I am currently following a tutorial on OS development, which includes a discussion on bootloaders.
My bootloader is currently in 16-bit real mode, therefore, I am able to use the BIOS interrupts provided (e.g. VGA video interrupts, etc.).
The BIOS provides the video interrupt 0x10
(i.e. video teletype output). The video interrupt has the function 0x0E
, which allows me to print a character to the screen.
Here is this basic bootloader:
org 0x7c00 ; Set program start (origin) address location at 0x7c00.
; This program is loaded by the BIOS at 0x7c00.
bits 16 ; We live in 16-bit Real Mode.
start:
jmp loader
bootmsg db "Welcome to my Operating System!", 0 ; My data string.
;-------------------------------------------------------
; Description: Print a null terminating string
;-------------------------------------------------------
print:
lodsb ; Load string byte at address DS:SI and place in AL.
; Then, increment/decrement SI as defined by the Direction Flag (DF) in FLAGS.
or al, al ; Set the zero flag - is AL zero?
jz printdone ; Check if this is the null byte
mov ah, 0eh
int 10h
jmp print
printdone:
ret
loader:
;|---------- Related to my question ----------|
xor ax, ax
mov ds, ax
mov es, ax
;|--------------------------------------------|
mov si, bootmsg
call print
cli ; Clears all interrupts.
hlt ; Halts the system.
times 510 - ($-$$) db 0 ; Make sure our bootloader is 512 bytes large.
dw 0xAA55 ; Boot signature - Byte 511 is 0xAA and Byte 512 is 0x55, indicated a bootable disk.1
As shown in the above code, I have highlighted the following three lines:
xor ax, ax
mov ds, ax
mov es, ax
According to the original source, it says the following:
Setup segments to insure they are 0. Remember that we have ORG 0x7c00. This means all addresses are based from 0x7c00:0. Because the data segments are within the same code segment, null em.
I am a bit confused. From my understanding, the org
instruction tells the loader to load this program at address 0x7c00
. Why don't we take this as our start address then? Meaning, our two overlapping Data and Code segments are not located at a base address of zero. The base address should be 0x7c0. Why does the author set the base address to 0x0?
mov ax, 07c0h
mov dx, ax
mov es, ax
I have been looking into the org
instruction more and other documentation and I understand what is going on.

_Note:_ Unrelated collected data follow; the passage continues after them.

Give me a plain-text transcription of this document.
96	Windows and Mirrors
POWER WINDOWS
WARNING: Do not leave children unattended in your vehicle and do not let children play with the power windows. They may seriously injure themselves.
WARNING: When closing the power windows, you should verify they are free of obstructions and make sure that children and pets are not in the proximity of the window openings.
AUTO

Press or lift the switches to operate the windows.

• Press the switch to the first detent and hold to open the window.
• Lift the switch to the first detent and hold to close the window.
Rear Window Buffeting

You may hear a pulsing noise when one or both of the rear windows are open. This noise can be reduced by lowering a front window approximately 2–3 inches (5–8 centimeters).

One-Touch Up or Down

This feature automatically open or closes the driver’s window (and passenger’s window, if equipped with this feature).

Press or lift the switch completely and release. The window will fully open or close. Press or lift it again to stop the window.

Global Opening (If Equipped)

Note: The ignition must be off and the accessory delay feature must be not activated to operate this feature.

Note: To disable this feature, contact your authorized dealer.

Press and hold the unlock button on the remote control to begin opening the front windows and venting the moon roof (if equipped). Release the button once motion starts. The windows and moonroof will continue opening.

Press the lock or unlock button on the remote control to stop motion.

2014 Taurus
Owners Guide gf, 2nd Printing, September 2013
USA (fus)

According to the NASM documentation on the org
directive, short for origin:
The function of the ORG directive is to specify the origin address which NASM will assume the program begins at when it is loaded into memory. [...] NASM's ORG does exactly what the directive says: origin. Its sole function is to specify one offset which is added to all internal address references within the section.
Therefore, the NASM compiler assumes that the program will be loaded at the address specified with the origin instruction (i.e. org
). The BIOS does exactly this. According to the following, once the BIOS finds a valid boot sector that contains a valid boot signature, the bootloader will be "loaded into memory at 0x0000:0x7c00 (segment 0, address 0x7c00)."
From the quote above, when the NASM documentation says "internal address references," it is referring to all references to concrete memory regions that are being used in the code (e.g. referencing a label, etc.). For example, the line in the bootloader code above: mov si, bootmsg
will resolve bootmsg
to 0x07c00 + offset
, where the offset is determined by the position of the first byte of my string bootmsg
(i.e. 'W').
With my code above, if I disassembly the bin file using the ndisasm utility I see the following:
00000000 EB2C jmp short 0x2e
00000002 57
00000003 656C
00000005 636F6D
00000008 6520746F
0000000C 206D79
0000000F 204F70
00000012 657261
00000015 7469
00000017 6E
00000018 67205379
0000001C 7374
0000001E 656D
00000020 2100
00000022 AC lodsb
00000023 08C0 or al,al
00000025 7406 jz 0x2d
00000027 B40E mov ah,0xe
00000029 CD10 int 0x10
0000002B EBF5 jmp short 0x22
0000002D C3 ret
0000002E 31C0 xor ax,ax
00000030 8ED8 mov ds,ax
00000032 8EC0 mov es,ax
00000034 BE027C mov si,0x7c02
00000037 E8E8FF call 0x22
0000003A FA cli
0000003B F4 hlt
00000... ... ...
(I removed the generated instructions from 0x00000002 to 0x00000020, because that is my bootmsg
string and is representing data, not code).
As we can see from the output assembly, at the address 0x00000034, my bootmsg
has been replaced with 0x7c02 (e.g. 0x7c00 + offset=0x02).
Michael Petch provided some very solid insight too. It is a common misconception to think the bootloader is loaded to 0x7c0:0x0000 (segment 0x07c0, offset 0). Although one could technically use this, it has been standardized to use the segment offset of zero instead (A good practice is to enforce CS:IP at the very start of your boot sector). As Michael has mentioned, if one wants more information, look at section 4 of the following guide on segment offset addressing.